Rastafari panelist, Dr Jahlani Niaah, a lecturer at the Institute for Caribbean Studies in the University of the West Indies, picked up the themes of financial exploitation in the context of the COVID-19 pandemic, “with money being one of the carriers of the virus.” He spoke of the origins of Rastafarianism which emerged in the 20th century “to channel and facilitate post-colonial transformation of peoples dehumanized by the combined oppression of church and state.”

Solidarity with the most vulnerable is a must, but systemic change is even more urgent in the light of the Covid-19 pandemic.
LWF’s Program Executive for Public Theology and Interreligious Relations, Rev. Dr Sivin Kit

Pointing to the “dissonance between knowledge and a willingness to undertake appropriate action,” Niaah stressed the need for reparations to resolve contemporary problems of racism, poverty, conflict and social inequalities. He denounced the way that loans are given and “interest used to shore up capitalist economies,” noting that the developing world “has never had a Marshall Plan where America provided funds to Europe” to rebuild and retain its respectability.

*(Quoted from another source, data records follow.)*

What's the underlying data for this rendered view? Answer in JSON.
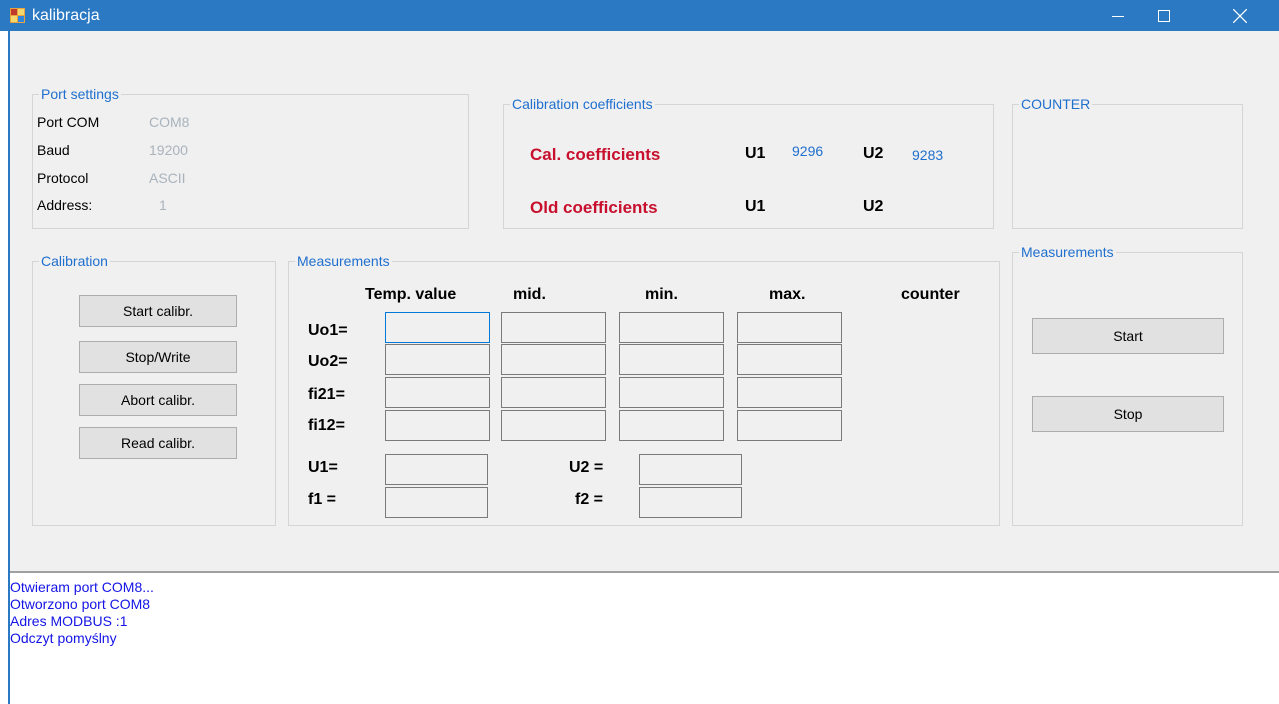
{
  "window": {
    "title": "kalibracja"
  },
  "port_settings": {
    "legend": "Port settings",
    "rows": [
      {
        "label": "Port COM",
        "value": "COM8"
      },
      {
        "label": "Baud",
        "value": "19200"
      },
      {
        "label": "Protocol",
        "value": "ASCII"
      },
      {
        "label": "Address:",
        "value": "1"
      }
    ]
  },
  "calibration_coefficients": {
    "legend": "Calibration coefficients",
    "cal_label": "Cal. coefficients",
    "old_label": "Old coefficients",
    "u1_label": "U1",
    "u2_label": "U2",
    "cal_u1_value": "9296",
    "cal_u2_value": "9283"
  },
  "counter_group": {
    "legend": "COUNTER"
  },
  "calibration": {
    "legend": "Calibration",
    "buttons": [
      "Start calibr.",
      "Stop/Write",
      "Abort calibr.",
      "Read calibr."
    ]
  },
  "measurements": {
    "legend": "Measurements",
    "headers": [
      "Temp. value",
      "mid.",
      "min.",
      "max.",
      "counter"
    ],
    "rows": [
      "Uo1=",
      "Uo2=",
      "fi21=",
      "fi12="
    ],
    "u1_label": "U1=",
    "f1_label": "f1 =",
    "u2_label": "U2 =",
    "f2_label": "f2 ="
  },
  "measurements_right": {
    "legend": "Measurements",
    "start_label": "Start",
    "stop_label": "Stop"
  },
  "log": {
    "lines": [
      "Otwieram port COM8...",
      "Otworzono port COM8",
      "Adres MODBUS :1",
      "Odczyt pomyślny"
    ]
  },
  "colors": {
    "titlebar": "#2b79c2",
    "legend": "#1f6fce",
    "red_label": "#c8102e",
    "log_text": "#1414e6",
    "value_grey": "#a9b3bd"
  }
}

Reflecting on the webinar, LWF moderator Sivin Kit said: ”I believe we have been thoroughly challenged to look critically at the relationship between own faiths and the negative impact of the current financial system on the poor. We are invited to hear the cry of all who are enslaved by debt.” He concluded: “Solidarity with the most vulnerable is a must, but systemic change is even more urgent in the light of the Covid-19 pandemic.”